Introducing InfraMatrix Global Systems Version 0.01
A new hyperscaler for the modern cloud
Introduction:
Cloud computing infrastructure today forces companies to choose between the convenience of public clouds like AWS and the control of private solutions like OpenStack. Each path requires tradeoffs - either sacrificing infrastructure control and cost optimization for ease of use, or investing heavily in complex private cloud maintenance.
InfraMatrix Global Systems(IGS) is designed to bring the ease of use of the public cloud with the finely-tuned control of the private cloud together in an environment that can run on any amount of hardware that a company or individual owns. Our hyperscaler provides a seamless cloud experience that runs on your own hardware and scales from small deployments to large enterprise infrastructure. The reason we are currently working on this hyperscaler is because we are building infrastructure software products, and we want to build a system that will scale to any amount of hardware in a simplified manner.
The source code and guide for running IGS is available here. Please note that this system is entirely experimental and not production-ready yet.
Architecture:
Before diving into the supported features, it would be helpful to first understand the current version’s system design and architecture. This is the current architecture of the hyperscaler:
In this diagram, we see an IGS node that represents a server with several different components. We have various hardware resources like memory, NICs, disks, and GPUs. For the server’s operating system, we are using Ubuntu and that serves as the main coordinator for us being able to reach the hardware devices. We have a data plane which is what IGS represents currently, and that program talks to a hypervisor, in this case KVM, using QEMU for interfacing it and it talks to kernel in order to provision currently supported hardware, which are NICs and disks, currently.
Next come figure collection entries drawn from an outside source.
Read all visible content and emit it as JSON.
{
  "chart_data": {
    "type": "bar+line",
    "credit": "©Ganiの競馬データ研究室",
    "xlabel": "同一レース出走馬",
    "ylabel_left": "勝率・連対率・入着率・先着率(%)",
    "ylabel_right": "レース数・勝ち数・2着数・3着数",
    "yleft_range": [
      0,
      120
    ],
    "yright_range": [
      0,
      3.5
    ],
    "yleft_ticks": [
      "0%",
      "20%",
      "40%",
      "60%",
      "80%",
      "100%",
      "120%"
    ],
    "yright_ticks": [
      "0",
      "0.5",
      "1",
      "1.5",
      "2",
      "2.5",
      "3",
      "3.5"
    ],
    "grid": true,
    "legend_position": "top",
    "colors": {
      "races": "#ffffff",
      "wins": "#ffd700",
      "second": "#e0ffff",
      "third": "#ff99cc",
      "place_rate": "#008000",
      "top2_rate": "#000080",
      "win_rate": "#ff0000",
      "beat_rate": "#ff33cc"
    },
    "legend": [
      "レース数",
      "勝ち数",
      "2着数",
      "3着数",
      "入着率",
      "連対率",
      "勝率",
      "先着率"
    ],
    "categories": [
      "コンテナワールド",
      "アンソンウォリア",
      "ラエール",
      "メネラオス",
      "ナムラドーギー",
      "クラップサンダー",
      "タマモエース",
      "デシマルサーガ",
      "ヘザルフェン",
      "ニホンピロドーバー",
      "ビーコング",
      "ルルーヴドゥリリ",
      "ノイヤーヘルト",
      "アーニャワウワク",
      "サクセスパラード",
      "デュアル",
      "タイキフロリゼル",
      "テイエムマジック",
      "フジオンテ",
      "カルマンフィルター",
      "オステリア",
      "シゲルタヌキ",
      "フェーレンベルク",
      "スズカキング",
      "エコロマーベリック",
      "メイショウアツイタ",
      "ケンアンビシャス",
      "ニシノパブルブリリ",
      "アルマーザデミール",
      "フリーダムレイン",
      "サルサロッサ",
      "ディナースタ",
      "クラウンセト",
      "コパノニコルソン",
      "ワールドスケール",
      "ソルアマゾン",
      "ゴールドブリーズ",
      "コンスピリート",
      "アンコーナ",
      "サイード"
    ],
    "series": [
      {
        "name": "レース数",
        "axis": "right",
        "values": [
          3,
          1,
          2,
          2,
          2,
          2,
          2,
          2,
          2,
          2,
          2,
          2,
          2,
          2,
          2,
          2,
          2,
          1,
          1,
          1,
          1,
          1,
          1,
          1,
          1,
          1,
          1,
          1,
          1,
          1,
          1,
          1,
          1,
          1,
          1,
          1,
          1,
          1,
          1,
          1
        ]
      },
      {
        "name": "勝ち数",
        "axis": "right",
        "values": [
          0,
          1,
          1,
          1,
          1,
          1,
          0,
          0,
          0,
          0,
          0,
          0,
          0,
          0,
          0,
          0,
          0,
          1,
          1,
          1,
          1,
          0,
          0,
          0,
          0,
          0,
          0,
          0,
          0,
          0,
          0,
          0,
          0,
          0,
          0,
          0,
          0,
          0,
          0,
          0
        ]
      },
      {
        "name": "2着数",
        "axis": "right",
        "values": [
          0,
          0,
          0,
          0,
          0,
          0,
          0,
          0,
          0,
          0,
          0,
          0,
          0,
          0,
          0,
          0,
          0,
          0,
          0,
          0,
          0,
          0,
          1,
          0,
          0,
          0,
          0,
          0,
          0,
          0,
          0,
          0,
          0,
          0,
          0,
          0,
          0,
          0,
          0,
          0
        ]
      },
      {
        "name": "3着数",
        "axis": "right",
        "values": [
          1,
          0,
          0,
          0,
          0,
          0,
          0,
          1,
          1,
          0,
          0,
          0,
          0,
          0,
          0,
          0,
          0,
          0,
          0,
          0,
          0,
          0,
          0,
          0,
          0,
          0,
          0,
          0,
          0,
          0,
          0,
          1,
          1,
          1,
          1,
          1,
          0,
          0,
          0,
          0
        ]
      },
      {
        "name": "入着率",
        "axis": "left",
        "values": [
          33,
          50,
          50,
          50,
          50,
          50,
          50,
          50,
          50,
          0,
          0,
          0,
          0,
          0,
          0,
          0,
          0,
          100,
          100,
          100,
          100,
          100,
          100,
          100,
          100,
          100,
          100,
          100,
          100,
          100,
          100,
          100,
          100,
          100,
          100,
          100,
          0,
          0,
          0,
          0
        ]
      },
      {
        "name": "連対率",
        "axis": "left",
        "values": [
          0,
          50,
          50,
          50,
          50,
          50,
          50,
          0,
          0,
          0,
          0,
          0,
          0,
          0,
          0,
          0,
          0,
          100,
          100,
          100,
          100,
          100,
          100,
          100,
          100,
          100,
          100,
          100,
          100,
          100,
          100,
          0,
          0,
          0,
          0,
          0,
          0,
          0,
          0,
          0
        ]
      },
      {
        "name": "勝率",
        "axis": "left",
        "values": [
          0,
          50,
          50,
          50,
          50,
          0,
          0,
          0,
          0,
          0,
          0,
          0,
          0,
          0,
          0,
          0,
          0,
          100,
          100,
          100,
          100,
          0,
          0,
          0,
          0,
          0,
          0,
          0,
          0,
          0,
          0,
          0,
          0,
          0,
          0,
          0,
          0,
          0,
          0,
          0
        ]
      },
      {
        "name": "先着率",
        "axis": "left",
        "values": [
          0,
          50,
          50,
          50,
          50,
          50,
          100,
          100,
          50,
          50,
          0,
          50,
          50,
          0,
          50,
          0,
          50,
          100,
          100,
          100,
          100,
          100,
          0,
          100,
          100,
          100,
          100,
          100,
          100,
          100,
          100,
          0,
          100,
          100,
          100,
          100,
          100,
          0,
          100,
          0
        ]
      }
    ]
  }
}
As you can see, this is a monolithic software architecture making the hyperscaler not yet suitable for an enterprise production environment. The reason why it is not suitable is because a hyperscaler should be able to work from a single interface that will handle the communication between any amount of hardware. This monolith means that for every server that an organization has, it needs to install the hyperscaler on it, which is not feasible.
Subsystems:
Moving on we have 3 main subsystems that the hyperscaler has implemented, and they are compute, networking, and storage. Here is a brief overview of each and the technologies associated with them:
Compute - This serves as the main subsystem for providing VMs, containers, and serverless resources to applications. Currently, we are using KVM with QEMU to provision and launch the VMs.
Networking - This serves as the communication subsystem for compute resources to communicate with each other and external networks. Without this subsystem, we would not be able to push updates, install software, or run distributed systems. Currently, we are solely using QEMU’s SLiRP networking functionality to enable basic internet connectivity. A major problem with using SLiRP is that we can’t effectively server public key authentication for SSH, so the only way to communicate with the VMs running is effectively through serial, which can be a major issue.
Storage - This serves as the main memory subsystem for compute resources to save their state and data properly. Without this subsystem, we would not be able to make persistent changes or enable databases for services that are running on the node. Currently, IGS only supports provisioning and partitioning disks on the host and plugging partitions into VMs.
These are the main subsystems of IGS, currently. You may notice that there is an abundant reliance on existing systems that are mature like Linux and KVM. These mature OSSs provide us the ability to do whatever we want with our hardware, and it makes this project’s undertaking possible. Perhaps eventually it would make sense to write our own OS, hypervisor, networking/storage stacks, but these provide a ton of easy-to-use features for us now.
Main Functionalities:
Given that this project is quite immature, it only supports a couple main features:
Compute - On the compute side, we currently support creating, deleting, starting, stopping, and connecting to VMs over serial.
Networking - On the networking side, we currently support connecting VMs to internet
Storage - On the storage side, we currently support adding and removing, partitioning disks, and placing partitions into VMs.
These are baseline minimum functionalities for a hyperscaler Minimum-Viable-Product(MVP), but it is a good start. The system is quite buggy and thus not suitable for production environments yet, but it will be a lot closer once version 1.00 is released. This is a good segue into what to expect for version 1.
Version 1.00 Expected Features:
Version 1.00 is going to be a large release for the hyperscaler and make a lot of progress towards making it production ready. These are the improvements that will be made to the hyperscaler and its subsystems:
Testing - Create integration tests to validate all paths for the hyperscaler.
Compute - Provide a cleaner way to produce a golden VM image, be it serving it on the internet or autogeneration scripts that will produce the image in an automated manner instead of having to manually create it on the node.
Networking - Use Open vSwitch to connect VMs directly to Linux’s networking stack in a cleaner manner than using SLiRP to enable critical features like SSH and enable Security infrastructure in version 2.00.
Security - Enable SSH only communication. Isolate VM networking interfaces.
Observability - Enable Prometheus and Grafana metrics for capturing performance data for the node and the subsystems.